Portage Inlet Salt Marshes
Salt marshes, also called tidal marshes, are ecologically productive and diverse estuarine habitats critical for coastal species across life stages including rearing coho salmon and coastal cutthroat trout populations. Salt marshes provide blue carbon sequestration, important nutrients, water filtration, productive habitats for fish and wildlife, and natural protection for upland areas from strong storms through the buffering of wave energy.
These important coastal ecosystems are often the most desirable for agriculture, fishing and hunting, industrial practices, transportation infrastructure, habitation, and development. As a result, these ecosystems have been disproportionately lost, degraded, or modified over the past century—some estimates put this loss upwards of 70% in the Salish Sea.
The remaining salt marshes on southern Vancouver Island are severely impacted by hyperabundant, introduced, non-migratory Canada geese that over-graze marsh vegetation, leaving banks exposed to erosion.
Peninsula Streams & Shorelines has undertaken an initiative focused on identifying, restoring, and protecting strongholds of salt marsh habitats in Portage Inlet.
View Royal Park Salt Marsh
The restoration of the View Royal Park salt marsh, situated within the Craigflower Creek estuary, involved the installation of eco-cultural fencing to help stabilize eroded materials while creating a protective plant enclosure for Lyngbye’s sedge and other marsh plantings.
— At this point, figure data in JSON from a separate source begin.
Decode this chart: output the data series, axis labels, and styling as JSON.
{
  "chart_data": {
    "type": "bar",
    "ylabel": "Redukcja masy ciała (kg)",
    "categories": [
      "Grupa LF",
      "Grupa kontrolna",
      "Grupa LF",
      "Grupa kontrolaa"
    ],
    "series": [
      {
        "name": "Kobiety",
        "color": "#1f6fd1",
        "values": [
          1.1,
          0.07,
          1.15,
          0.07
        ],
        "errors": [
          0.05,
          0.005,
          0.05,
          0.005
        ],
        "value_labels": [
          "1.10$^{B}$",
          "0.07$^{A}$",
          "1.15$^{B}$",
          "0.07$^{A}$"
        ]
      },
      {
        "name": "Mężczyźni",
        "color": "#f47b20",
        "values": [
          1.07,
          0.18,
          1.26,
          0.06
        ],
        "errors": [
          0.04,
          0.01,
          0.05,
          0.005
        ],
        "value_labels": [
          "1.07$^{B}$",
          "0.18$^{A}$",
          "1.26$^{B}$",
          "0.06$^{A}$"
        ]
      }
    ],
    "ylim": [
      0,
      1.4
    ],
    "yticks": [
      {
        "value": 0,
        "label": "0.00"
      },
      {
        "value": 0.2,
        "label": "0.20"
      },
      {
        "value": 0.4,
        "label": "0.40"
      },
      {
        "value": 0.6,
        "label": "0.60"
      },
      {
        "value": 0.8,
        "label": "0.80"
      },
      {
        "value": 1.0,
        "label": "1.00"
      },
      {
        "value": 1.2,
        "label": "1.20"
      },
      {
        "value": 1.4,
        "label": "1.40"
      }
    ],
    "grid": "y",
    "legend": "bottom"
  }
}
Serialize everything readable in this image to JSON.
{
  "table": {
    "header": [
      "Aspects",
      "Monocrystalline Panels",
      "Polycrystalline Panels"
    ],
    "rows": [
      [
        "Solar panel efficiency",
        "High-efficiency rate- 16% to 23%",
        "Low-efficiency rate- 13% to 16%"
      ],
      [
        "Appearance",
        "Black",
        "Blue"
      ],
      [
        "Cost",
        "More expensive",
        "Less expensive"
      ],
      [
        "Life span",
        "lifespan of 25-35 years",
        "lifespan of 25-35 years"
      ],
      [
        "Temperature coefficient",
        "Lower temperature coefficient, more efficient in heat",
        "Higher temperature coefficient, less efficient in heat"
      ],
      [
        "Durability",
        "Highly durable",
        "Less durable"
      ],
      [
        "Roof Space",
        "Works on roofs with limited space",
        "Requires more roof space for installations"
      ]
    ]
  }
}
The fencing, made of native alder and willow branches, limits Canada geese access while allowing other waterfowl, fish, and wildlife access, and also provides valuable instream structure and habitat. A fallow field was transformed to marsh and riparian habitat through the creation of excavated tidal channels and planted marsh platforms to establish areas lost to goose grazing and subsequent erosion.
In partnership with SeaChange Marine Conservation Society's Resilient Estuaries of the Salish Sea (RESS) program, the marsh is being actively monitored in its response to restoration efforts, assessing how fenced areas are recovering compared to unfenced controls and how restored sites are functioning relative to natural reference marshes.
The monitoring focuses on two main components: vegetation colonization and sediment characteristics.
- Vegetation is assessed using permanent plots within fenced and unfenced areas to track plant colonization and cover over time, and help evaluate the effectiveness of eco-cultural fencing in deterring geese and supporting the natural recolonization of native salt marsh plants like Lyngbye’s sedge, salt grass, and Salicornia.
- Sediment samples are assessed for soil pH, salinity, redox potential, total organic carbon, temperature, and grain size across four different sites, both restored and unrestored, to understand what may be driving success/ or failure of sedge recolonization across restoration sites.
Through this monitoring, PSS aims to determine whether these restoration interventions are successfully promoting marsh resilience, vegetation recolonization, and long-term habitat recovery within the View Royal Park salt marsh.
Hospital Creek Salt Marsh
The Hospital Creek Watershed encompasses 221.6 hectares within the District of Saanich and the Town of View Royal. Draining into Portage Inlet, the 2 km mainstem of Hospital Creek flows through agricultural and residential areas before reaching a highly degraded estuarine marsh complex at the head of Portage Inlet. The remaining salt marsh is rapidly eroding, with mass wasting of banks and poor sediment retention caused by shoreline modification, housing encroachment, and the impacts of hyperabundant resident Canada geese.
The restoration of the Hospital Creek salt marsh involved the installation of a protective goose exclosure surrounding the remnant marsh to prevent overgrazing and allow vegetation recovery. The fencing, constructed with wooden posts and lightweight nylon mesh, deters geese and ducks while remaining unobtrusive to other wildlife. Within the enclosure, salt marsh species were planted in existing and newly accumulated sediments, and a small rock sill was added to promote organic material capture and sediment stabilization.
These enhancements protect the remaining salt marsh, promote natural sediment retention, and support re-establishment of native vegetation critical to marsh stability and blue carbon sequestration. The project also included community outreach to nearby landowners about the ecological impacts of feeding waterfowl and the broader importance of estuarine habitats in the Salish Sea.